Os Throes & The Shine fazem um balanço do primeiro ano de existência e antecipam o concerto do Milhões.

Por António M. Silva 16 de Julho, 2012

Está quase a fazer um ano desde que vimos os Throes & The Shine a arrasar o palco Vice na edição de 2011 do Milhões de Festa. Fundir rock e kuduro era uma premissa vencedora no papel, mas que precisava de passar no derradeiro teste: o de tocar para um público. O resultado não podia ter sido melhor: quem esteve lá não se esqueceu mais, quem leu as palavras que o PA’ escreveu desejou ter estado. Um ano depois, Marco, Igor, André e Diron andam a mostrar Rockuduro, o disco de estreia do quarteto, a todo o país ao mesmo tempo que se preparam para voltar onde tudo começou: o Milhões de Festa. Em jeito de antecipação e balanço, o PA’ foi falar com Marco Castro, o responsável pela guitarra mais dançável do verão:

Comecemos pelo início: como é que os Throes e os The Shine se juntaram?

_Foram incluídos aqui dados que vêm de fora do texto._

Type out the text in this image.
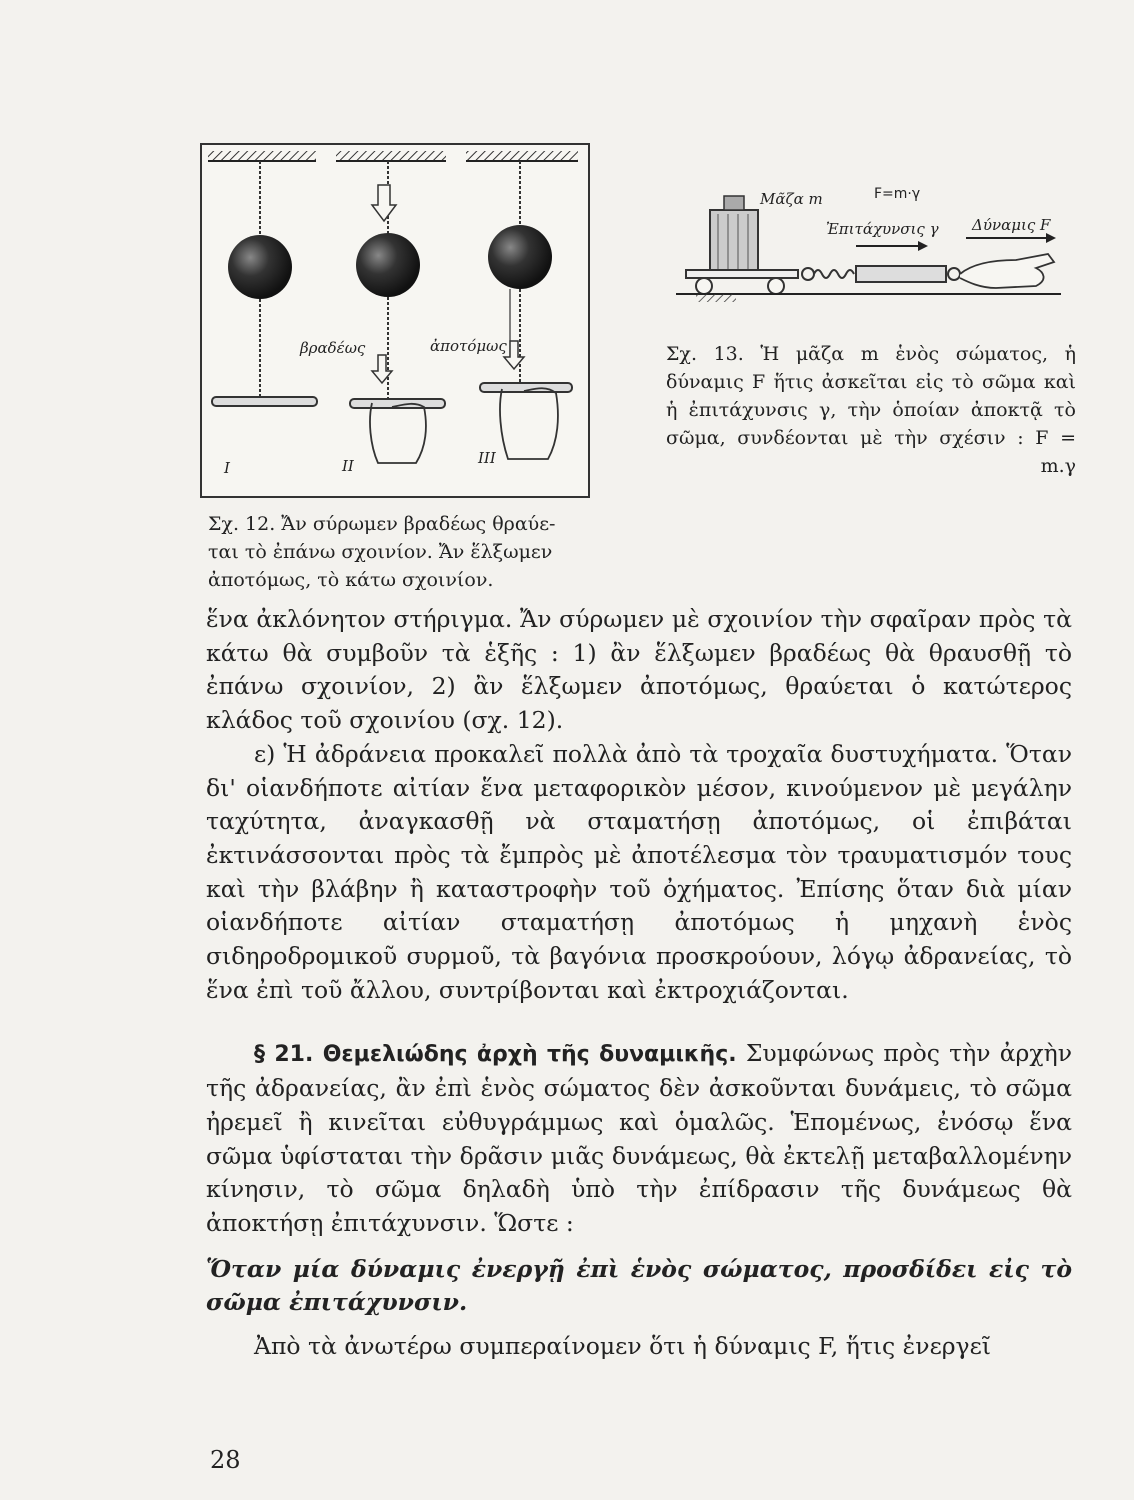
βραδέως	ἀποτόμως
I	II	III
Μᾶζα m	F=m·γ
Ἐπιτάχυνσις γ Δύναμις F
Σχ. 13. Ἡ μᾶζα m ἑνὸς σώματος, ἡ δύναμις F ἥτις ἀσκεῖται εἰς τὸ σῶμα καὶ ἡ ἐπιτάχυνσις γ, τὴν ὁποίαν ἀποκτᾷ τὸ σῶμα, συνδέονται μὲ τὴν σχέσιν : F = m.γ
Σχ. 12. Ἄν σύρωμεν βραδέως θραύε-
ται τὸ ἐπάνω σχοινίον. Ἄν ἕλξωμεν
ἀποτόμως, τὸ κάτω σχοινίον.

ἕνα ἀκλόνητον στήριγμα. Ἄν σύρωμεν μὲ σχοινίον τὴν σφαῖραν πρὸς τὰ κάτω θὰ συμβοῦν τὰ ἑξῆς : 1) ἂν ἕλξωμεν βραδέως θὰ θραυσθῇ τὸ ἐπάνω σχοινίον, 2) ἂν ἕλξωμεν ἀποτόμως, θραύεται ὁ κατώτερος κλάδος τοῦ σχοινίου (σχ. 12).

ε) Ἡ ἀδράνεια προκαλεῖ πολλὰ ἀπὸ τὰ τροχαῖα δυστυχήματα. Ὅταν δι' οἱανδήποτε αἰτίαν ἕνα μεταφορικὸν μέσον, κινούμενον μὲ μεγάλην ταχύτητα, ἀναγκασθῇ νὰ σταματήσῃ ἀποτόμως, οἱ ἐπιβάται ἐκτινάσσονται πρὸς τὰ ἔμπρὸς μὲ ἀποτέλεσμα τὸν τραυματισμόν τους καὶ τὴν βλάβην ἢ καταστροφὴν τοῦ ὀχήματος. Ἐπίσης ὅταν διὰ μίαν οἱανδήποτε αἰτίαν σταματήσῃ ἀποτόμως ἡ μηχανὴ ἑνὸς σιδηροδρομικοῦ συρμοῦ, τὰ βαγόνια προσκρούουν, λόγῳ ἀδρανείας, τὸ ἕνα ἐπὶ τοῦ ἄλλου, συντρίβονται καὶ ἐκτροχιάζονται.

§ 21. Θεμελιώδης ἀρχὴ τῆς δυναμικῆς. Συμφώνως πρὸς τὴν ἀρχὴν τῆς ἀδρανείας, ἂν ἐπὶ ἑνὸς σώματος δὲν ἀσκοῦνται δυνάμεις, τὸ σῶμα ἠρεμεῖ ἢ κινεῖται εὐθυγράμμως καὶ ὁμαλῶς. Ἑπομένως, ἐνόσῳ ἕνα σῶμα ὑφίσταται τὴν δρᾶσιν μιᾶς δυνάμεως, θὰ ἐκτελῇ μεταβαλλομένην κίνησιν, τὸ σῶμα δηλαδὴ ὑπὸ τὴν ἐπίδρασιν τῆς δυνάμεως θὰ ἀποκτήσῃ ἐπιτάχυνσιν. Ὥστε :

Ὅταν μία δύναμις ἐνεργῇ ἐπὶ ἑνὸς σώματος, προσδίδει εἰς τὸ σῶμα ἐπιτάχυνσιν.

Ἀπὸ τὰ ἀνωτέρω συμπεραίνομεν ὅτι ἡ δύναμις F, ἥτις ἐνεργεῖ

28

A ideia surgiu em Novembro de 2010, no  primeiro Festiva Náice. O André e o Diron viram o concerto de Throes , acharam que conseguiam encaixar umas linhas vocais por cima de algumas músicas e decidiram falar comigo e com o Igor. Durante uns meses as coisas ficaram só por aqui, mas em Abril de 2011 começamos a ensaiar e a levar as coisas com calma. O que despoletou um maior interesse em levarmos as coisas a outro nível foi o nosso primeiro concerto no Milhões de Festa. Foi a partir daí que decidimos encarar isto como um projeto em vez de uma mera colaboração, com os olhos colocados no futuro.

O ano passado no Milhões já tocaram algumas das malhas que integram o vosso primeiro disco, mas só agora é que ele viu a luz do dia. O que é que vos atrasou? Começaram a compor mais do que esperavam?

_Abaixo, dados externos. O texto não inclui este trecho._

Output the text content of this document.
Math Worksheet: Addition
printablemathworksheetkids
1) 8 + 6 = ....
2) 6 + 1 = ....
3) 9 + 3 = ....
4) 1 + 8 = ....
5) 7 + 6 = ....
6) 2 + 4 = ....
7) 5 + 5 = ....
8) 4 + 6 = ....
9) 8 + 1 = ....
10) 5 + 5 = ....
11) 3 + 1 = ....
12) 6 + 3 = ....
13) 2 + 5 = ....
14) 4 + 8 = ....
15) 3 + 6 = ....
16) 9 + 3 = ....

A verdade é que só a “Mais Raras” se manteve relativamente fiel à versão que tocámos no Milhões. Nós fizemos as músicas todas numa semana, para tocar lá. O convite chegou tarde e tivemos de fazer tudo com muita rapidez. A decisão de demorar mais algum tempo até lançar o álbum foi deliberada, porque não queríamos ir na onda da “tesão de mijo” e gravar músicas que ainda não apresentavam a maturidade necessária. Com a pré-produção do disco acabámos por sentir a necessidade de inserir mais um elemento nos concertos e no estúdio, que oscilou entre o João Brandão e o Cláudio Tavares (ambos produziram o nosso disco nos Estúdios Sá da Bandeira). Os baixos ficaram todos a cargo deles nas gravações e acompanham-nos de forma rotativa ao vivo, neste momento. Tornaram-se elementos preponderantes no projeto, acabando por refletir o espírito colaborativo que o mesmo tem.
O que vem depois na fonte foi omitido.